Both myself & my wife are professionals who make decent salaries - we''ve only got 1 new baby and could only afford to buy a small vintage condo in Chicago that''s got some shady elements in the neighborhood
It seems to me that viewing human labor as a commodity is the most short-sided and self-destructive management policy one could think of. It does not provide any incentive to invest in human capital and boost skill levels in the workforce. The ''labor as a commodity'' thinking is a trap that keeps us all down.
Choose your favorite candidate -- change anytime --
www.netvote2008.com
As far as sub-prime mortgages--need I say more? If it is too good to be true, it usually is too good to be true. The same is true with ARMs. Some people want the government to bail these people out. The job of the government is not to bail people out of every poor decision they make. They agreed to the terms of the loan; then they have to live with the consequences.
If the lender defrauded people, that is a different story and needs to be dealt with in criminal and civil court.

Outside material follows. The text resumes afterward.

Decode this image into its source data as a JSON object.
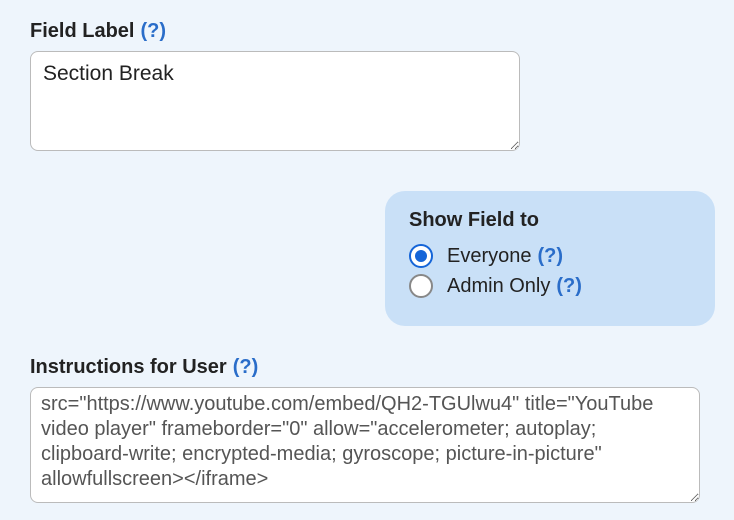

Simple reasoning could have prevented this, but greed gets in the way. Think about it - If I send US jobs overseas and render many people here unemployed, who will buy my products/services? Wow! What insight! You mean if jobs keep floating out of this Country, people won''t be able to make a living???
Real Rocket Science, but here we are........
I hope I''m wrong........
Simple reasoning could have prevented this, but greed gets in the way. Think about it - If I send US jobs overseas and render many people here unemployed, who will buy my products/services? Wow! What insight! You mean if jobs keep floating out of this Country, people won''''t be able to make a living???

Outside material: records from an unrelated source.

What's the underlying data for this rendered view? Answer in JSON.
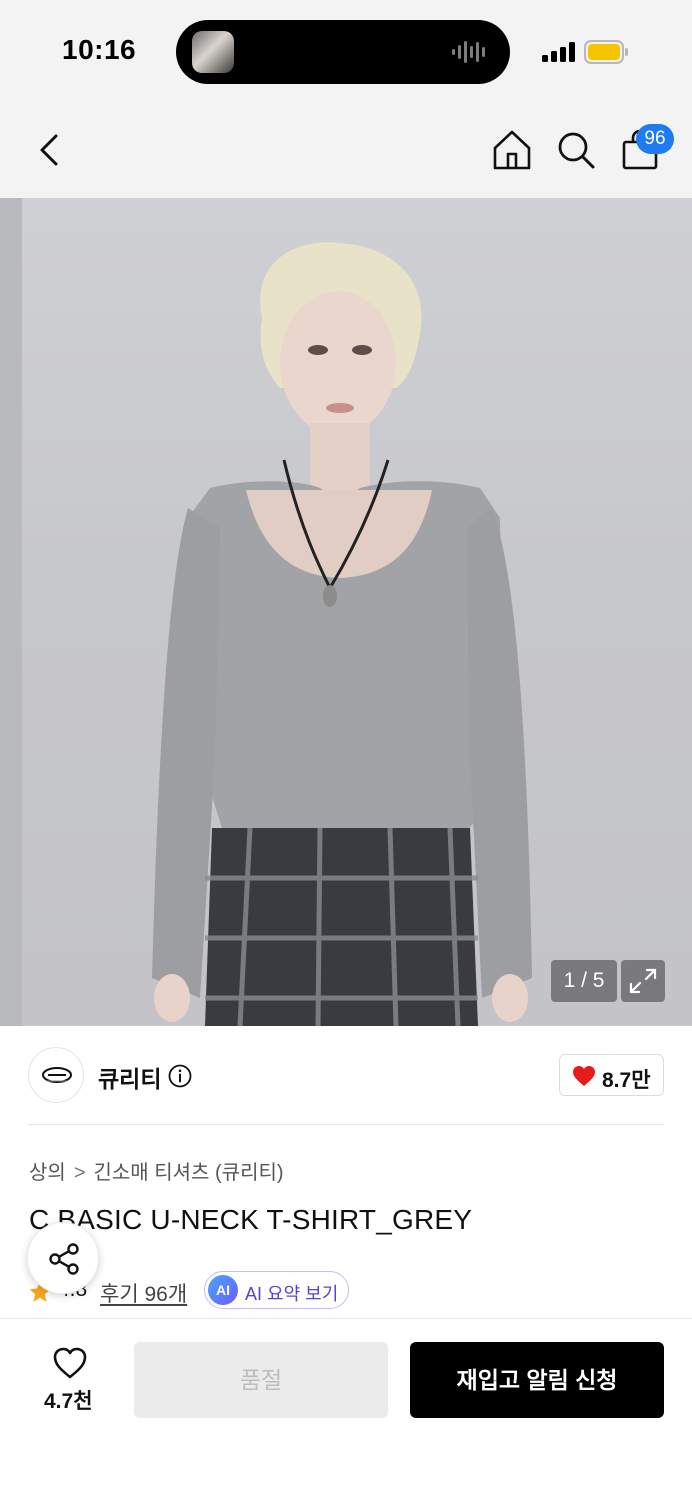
{
  "status_bar": {
    "time": "10:16"
  },
  "header": {
    "cart_count": "96"
  },
  "gallery": {
    "counter": "1 / 5",
    "current_index": 1,
    "total": 5
  },
  "brand": {
    "name": "큐리티",
    "likes": "8.7만"
  },
  "breadcrumb": [
    "상의",
    "긴소매 티셔츠 (큐리티)"
  ],
  "product": {
    "title": "C BASIC U-NECK T-SHIRT_GREY",
    "rating": "4.8",
    "reviews_link": "후기 96개",
    "ai_badge": "AI",
    "ai_summary_label": "AI 요약 보기"
  },
  "bottom_bar": {
    "wish_count": "4.7천",
    "soldout_label": "품절",
    "restock_label": "재입고 알림 신청"
  },
  "colors": {
    "accent_badge": "#1e7bf2",
    "like_heart": "#e81b1b",
    "star": "#f7a51c",
    "ai_text": "#5b3fd6",
    "restock_button": "#000000",
    "soldout_button": "#ebebeb"
  },
  "icons": [
    "back-chevron-icon",
    "home-icon",
    "search-icon",
    "cart-icon",
    "expand-icon",
    "info-icon",
    "heart-icon",
    "star-icon",
    "share-icon",
    "wish-heart-icon"
  ]
}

Real Rocket Science, but here we are........
Posted by pilgrimsprog at 04:27 PM : Nov 14, 2007
Worse than that. They also pay-off politicians to pass laws so they can monopolize industries and prevent a US made product from getting in the market.
We should be looking at proper solutions and not blaming everyone else, *** it.
Posted by ivymw2002 at 04:45 PM : Nov 14, 2007
Maybe if they stop lying they''ll cure their obesity problem too?